Why did pytorch run through the code before, when I run it again this time, I reminded: CUDA out of memory. Tried to allocate 50.00 MiB (GPU 0; 6.00 GiB total capacity; 353.72 MiB already allocated; 3.86 GiB free; 396.00 MiB reserved in total by PyTorch)

hg6a6 · April 15, 2021, 10:27am

ptrblck · April 16, 2021, 5:49am

Could you check, if the previous script crashed and if zombie processes might be using the device memory? If so, kill them, and rerun the script.

learner12345 · April 24, 2022, 9:45am

Hi hope you are well.
I’m also getting a similar kind of error.
First I finetuned Yolov5 on custom data.
After obtaining best I tried to refine model on those best weights but with different image size.
but now i can’t run model even with small batch size.
And I can’t run any other mode like detection transformer on machine
I tried to emtpy cache as suggested but all in vain
I tried to run code on different machine with same GPU RTX 3080 and and Vram 10GB

Any idea how can i fix this error.

ptrblck · April 24, 2022, 8:14pm

I guess other (dead) processes might use the device memory, so check them via nvidia-smi and/or ps aux and kill them if needed.

learner12345 · April 26, 2022, 8:20am

i can’t see any heavy projects ruuning
Screenshot from 2022-04-26 13-17-23

Why 7.18 GiB reserved in total by PyTorch??
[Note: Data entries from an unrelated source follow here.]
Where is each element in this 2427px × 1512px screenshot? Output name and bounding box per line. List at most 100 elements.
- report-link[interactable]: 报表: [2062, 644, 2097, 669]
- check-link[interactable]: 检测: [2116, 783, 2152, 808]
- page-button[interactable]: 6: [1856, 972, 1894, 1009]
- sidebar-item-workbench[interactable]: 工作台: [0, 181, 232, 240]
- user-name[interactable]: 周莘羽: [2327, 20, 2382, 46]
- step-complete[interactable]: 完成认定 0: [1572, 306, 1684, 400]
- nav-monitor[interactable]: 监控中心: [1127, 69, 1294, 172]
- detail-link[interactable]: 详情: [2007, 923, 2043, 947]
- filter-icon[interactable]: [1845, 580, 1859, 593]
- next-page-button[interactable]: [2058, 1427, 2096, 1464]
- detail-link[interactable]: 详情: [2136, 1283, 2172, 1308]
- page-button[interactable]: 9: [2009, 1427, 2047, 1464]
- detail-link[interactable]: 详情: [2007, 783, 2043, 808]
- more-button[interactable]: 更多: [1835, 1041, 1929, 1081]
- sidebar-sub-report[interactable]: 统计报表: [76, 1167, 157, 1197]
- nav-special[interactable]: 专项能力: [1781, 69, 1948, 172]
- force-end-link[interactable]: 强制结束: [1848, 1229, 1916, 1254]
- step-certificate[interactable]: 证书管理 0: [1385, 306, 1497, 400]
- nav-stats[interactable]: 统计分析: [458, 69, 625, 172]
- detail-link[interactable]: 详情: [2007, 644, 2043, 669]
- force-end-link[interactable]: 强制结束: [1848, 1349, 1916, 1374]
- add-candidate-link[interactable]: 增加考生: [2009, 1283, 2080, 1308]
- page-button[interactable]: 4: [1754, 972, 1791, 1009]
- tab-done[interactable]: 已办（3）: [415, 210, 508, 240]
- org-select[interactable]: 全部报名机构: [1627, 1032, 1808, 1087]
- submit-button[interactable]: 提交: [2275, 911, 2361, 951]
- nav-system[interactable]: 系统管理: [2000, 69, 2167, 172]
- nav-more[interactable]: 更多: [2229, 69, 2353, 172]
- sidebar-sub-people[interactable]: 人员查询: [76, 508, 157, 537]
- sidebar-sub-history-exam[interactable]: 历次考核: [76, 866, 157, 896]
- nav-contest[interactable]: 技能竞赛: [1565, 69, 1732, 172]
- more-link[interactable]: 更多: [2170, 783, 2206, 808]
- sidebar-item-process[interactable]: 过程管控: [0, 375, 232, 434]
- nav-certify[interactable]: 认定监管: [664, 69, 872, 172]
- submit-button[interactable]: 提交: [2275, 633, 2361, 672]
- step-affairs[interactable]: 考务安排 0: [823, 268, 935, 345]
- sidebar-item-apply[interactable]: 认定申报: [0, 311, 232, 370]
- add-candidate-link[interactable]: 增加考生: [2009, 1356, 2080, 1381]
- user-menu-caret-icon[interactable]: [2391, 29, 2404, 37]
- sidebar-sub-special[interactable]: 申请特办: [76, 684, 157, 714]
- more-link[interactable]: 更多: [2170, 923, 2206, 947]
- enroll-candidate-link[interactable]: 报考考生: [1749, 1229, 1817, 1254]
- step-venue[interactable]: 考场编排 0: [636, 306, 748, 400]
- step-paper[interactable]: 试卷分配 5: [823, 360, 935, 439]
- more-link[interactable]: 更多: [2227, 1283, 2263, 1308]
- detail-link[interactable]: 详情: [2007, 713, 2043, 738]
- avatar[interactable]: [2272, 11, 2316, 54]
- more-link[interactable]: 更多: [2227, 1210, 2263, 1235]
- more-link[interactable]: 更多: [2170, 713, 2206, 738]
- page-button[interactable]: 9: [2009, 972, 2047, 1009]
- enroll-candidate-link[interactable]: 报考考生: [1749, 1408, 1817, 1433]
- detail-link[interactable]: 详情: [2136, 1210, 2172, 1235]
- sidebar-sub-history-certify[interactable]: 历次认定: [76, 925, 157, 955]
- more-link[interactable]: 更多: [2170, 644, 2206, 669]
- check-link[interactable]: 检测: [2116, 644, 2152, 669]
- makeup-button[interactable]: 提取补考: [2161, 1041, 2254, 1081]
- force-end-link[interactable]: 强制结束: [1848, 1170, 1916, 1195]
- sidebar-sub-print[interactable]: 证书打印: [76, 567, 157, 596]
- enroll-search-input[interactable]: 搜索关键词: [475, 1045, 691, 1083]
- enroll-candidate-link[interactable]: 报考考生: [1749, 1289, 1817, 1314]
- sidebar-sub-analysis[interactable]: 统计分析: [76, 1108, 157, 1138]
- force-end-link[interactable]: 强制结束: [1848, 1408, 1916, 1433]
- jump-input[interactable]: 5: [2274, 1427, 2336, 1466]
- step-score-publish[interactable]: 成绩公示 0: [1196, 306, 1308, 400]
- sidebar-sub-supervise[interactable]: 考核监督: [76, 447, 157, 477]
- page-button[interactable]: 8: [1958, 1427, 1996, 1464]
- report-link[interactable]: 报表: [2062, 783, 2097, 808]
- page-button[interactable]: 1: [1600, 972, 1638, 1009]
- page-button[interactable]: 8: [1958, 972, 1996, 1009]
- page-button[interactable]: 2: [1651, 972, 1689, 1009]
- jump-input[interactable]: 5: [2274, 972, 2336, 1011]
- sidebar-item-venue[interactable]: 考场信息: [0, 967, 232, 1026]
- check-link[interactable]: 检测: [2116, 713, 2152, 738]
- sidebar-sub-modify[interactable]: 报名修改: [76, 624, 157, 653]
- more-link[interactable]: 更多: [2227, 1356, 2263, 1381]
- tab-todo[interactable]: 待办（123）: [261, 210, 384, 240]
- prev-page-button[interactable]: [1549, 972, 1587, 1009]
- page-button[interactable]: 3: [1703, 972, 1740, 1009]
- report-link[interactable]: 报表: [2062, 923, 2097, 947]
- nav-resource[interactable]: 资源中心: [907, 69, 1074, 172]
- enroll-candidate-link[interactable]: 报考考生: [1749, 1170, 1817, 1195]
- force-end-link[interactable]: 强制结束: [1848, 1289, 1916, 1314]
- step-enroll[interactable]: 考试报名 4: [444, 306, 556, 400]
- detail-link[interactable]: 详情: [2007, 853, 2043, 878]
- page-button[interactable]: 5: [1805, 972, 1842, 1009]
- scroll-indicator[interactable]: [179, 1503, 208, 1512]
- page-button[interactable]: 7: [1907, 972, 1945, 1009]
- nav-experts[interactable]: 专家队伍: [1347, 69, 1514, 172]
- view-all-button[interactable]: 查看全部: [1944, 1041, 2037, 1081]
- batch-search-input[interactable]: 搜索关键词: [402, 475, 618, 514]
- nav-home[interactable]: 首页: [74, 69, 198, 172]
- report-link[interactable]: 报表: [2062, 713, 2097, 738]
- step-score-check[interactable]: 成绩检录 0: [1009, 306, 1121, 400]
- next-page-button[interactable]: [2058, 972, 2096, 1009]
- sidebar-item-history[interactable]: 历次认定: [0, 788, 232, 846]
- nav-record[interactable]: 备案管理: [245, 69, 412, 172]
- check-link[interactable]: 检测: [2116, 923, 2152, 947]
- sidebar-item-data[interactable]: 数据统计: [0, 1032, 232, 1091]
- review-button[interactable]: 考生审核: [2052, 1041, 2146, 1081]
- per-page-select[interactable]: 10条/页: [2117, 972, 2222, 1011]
ptrblck · April 26, 2022, 6:25pm

The memory usage depends on the actual model architecture as well as the input shapes besides some other requirements for e.g. workspaces for specific kernels etc.
E.g. you would have to store all model parameters, buffers, input tensors, forward activations, gradients, optimizer states (if used). What are your expectations and how did you estimate the memory requirement?